Minister attacks ‘deceitful’ and ‘despicable’ Priti Patel in his memoirs

Patel: if Alan Duncan’s claims are true, it’s no wonder she had that filthy smirk all over her face when she was told to resign from Theresa May’s cabinet.

“Compromised,” “deceitful,” “morally corrupt,” “contemptible” and “quite despicable” are the ways Priti Patel has been characterised – by her Tory colleague Alan Duncan in his new book.

Duncan takes Patel to task in the pages of In The Thick Of It, over her relationship with Israel – and her attempts to hide her ties to that country.

The former Foreign Office minister has suffered a radically different relationship with representatives of that country, as This Site (and TV news channel Al Jazeera) has recorded in the past.

He was targeted for removal from his post in a conspiracy run by former Israel Embassy official Shai Masot that was filmed by the Middle East news channel and broadcast in a series called The Lobby. Masot was later ordered to return to Israel in disgrace.

Indeed, it seems the Conservative Friends of Israel had tried to block his appointment to the Foreign Office post. How much influence did the Israeli government have in that?

Patel was subsequently involved in a scandal when she visited Israel under the pretence of taking a holiday there, when in fact she was trying to carry out her own foreign policy, independent of that of the government (run by Theresa May at the time).

She did not declare the meetings she held there in advance, so the discussions were not recorded, meaning we do not know whether she made any promises to a foreign government or what such promises could be.

Questioned, Patel tried to claim she had informed the Foreign Office about the meetings – by telling the then-Foreign Secretary.
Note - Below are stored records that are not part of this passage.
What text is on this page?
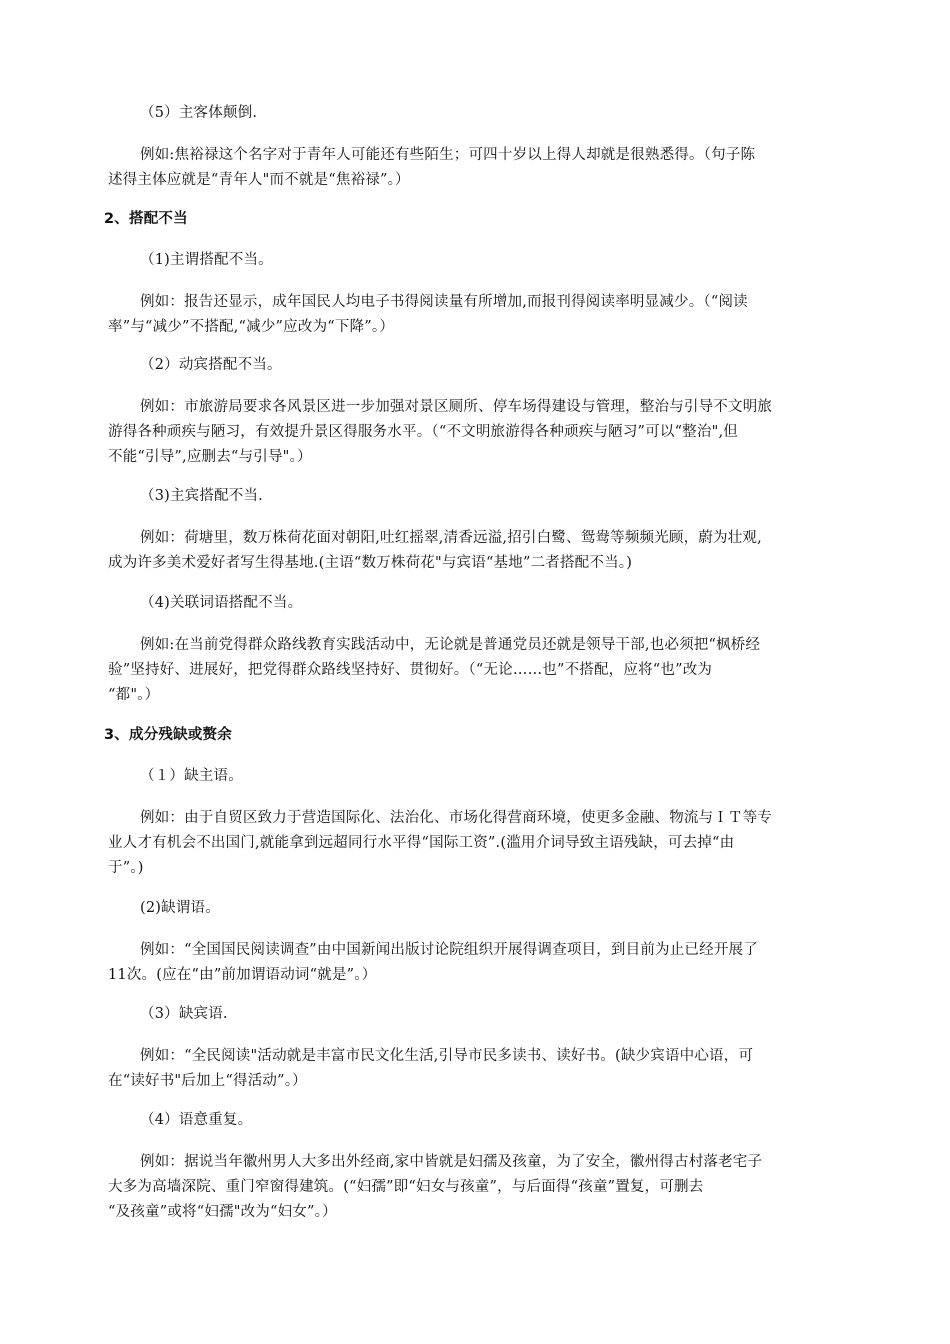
（5）主客体颠倒.
例如:焦裕禄这个名字对于青年人可能还有些陌生；可四十岁以上得人却就是很熟悉得。（句子陈
述得主体应就是“青年人"而不就是“焦裕禄”。）
2、搭配不当
（1)主谓搭配不当。
例如：报告还显示，成年国民人均电子书得阅读量有所增加,而报刊得阅读率明显减少。（“阅读
率”与“减少”不搭配,“减少”应改为“下降”。）
（2）动宾搭配不当。
例如：市旅游局要求各风景区进一步加强对景区厕所、停车场得建设与管理，整治与引导不文明旅
游得各种顽疾与陋习，有效提升景区得服务水平。（“不文明旅游得各种顽疾与陋习”可以“整治",但
不能“引导”,应删去“与引导"。）
（3)主宾搭配不当.
例如：荷塘里，数万株荷花面对朝阳,吐红摇翠,清香远溢,招引白鹭、鸳鸯等频频光顾，蔚为壮观,
成为许多美术爱好者写生得基地.(主语“数万株荷花"与宾语“基地”二者搭配不当。)
（4)关联词语搭配不当。
例如:在当前党得群众路线教育实践活动中，无论就是普通党员还就是领导干部,也必须把“枫桥经
验”坚持好、进展好，把党得群众路线坚持好、贯彻好。（“无论……也”不搭配，应将“也”改为
“都"。）
3、成分残缺或赘余
（１）缺主语。
例如：由于自贸区致力于营造国际化、法治化、市场化得营商环境，使更多金融、物流与ＩＴ等专
业人才有机会不出国门,就能拿到远超同行水平得“国际工资”.(滥用介词导致主语残缺，可去掉“由
于”。)
(2)缺谓语。
例如：“全国国民阅读调查”由中国新闻出版讨论院组织开展得调查项目，到目前为止已经开展了
11次。(应在“由”前加谓语动词“就是”。）
（3）缺宾语.
例如：“全民阅读"活动就是丰富市民文化生活,引导市民多读书、读好书。(缺少宾语中心语，可
在“读好书"后加上“得活动”。）
（4）语意重复。
例如：据说当年徽州男人大多出外经商,家中皆就是妇孺及孩童，为了安全，徽州得古村落老宅子
大多为高墙深院、重门窄窗得建筑。(“妇孺”即“妇女与孩童”，与后面得“孩童”置复，可删去
“及孩童”或将“妇孺"改为“妇女”。）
That would be Boris Johnson.

And she said there were only “a couple” of meetings.

Duncan wrote: “It is now clear that she lied. She had not told Boris, and in fact had a whole series of meetings.” They included one with Benjamin Netanyahu, the Israeli prime minister.

He also wrote that she “spent a week there … without telling the FCO [Foreign and Commonwealth Office] or even her own department.”

As part of the meetings in Israel, Patel discussed handing UK aid money to the Israeli army to support operations in the Golan Heights – a part of Syria that has been occupied by Israel since 1967.

Or, as Duncan wrote, she “engaged offline with a foreign government over issues of policy. It is contemptible. She is quite despicable.”

When the scandal broke, Duncan wrote, Patel was “such a brassy monster” that she threatened to publicly challenge the prime minister’s version of events if she was not allowed to resign, rather than be sacked.

“It reeks; it stinks; it festers; it molders – all rotten to the core,” he wrote, calling it “exceptional pro-Israel infiltration into the very center of our public life” and “wickedness.”

And the woman of whom he wrote all of this is currently Home Secretary. Who knows what discussions she’s having now – and with whom?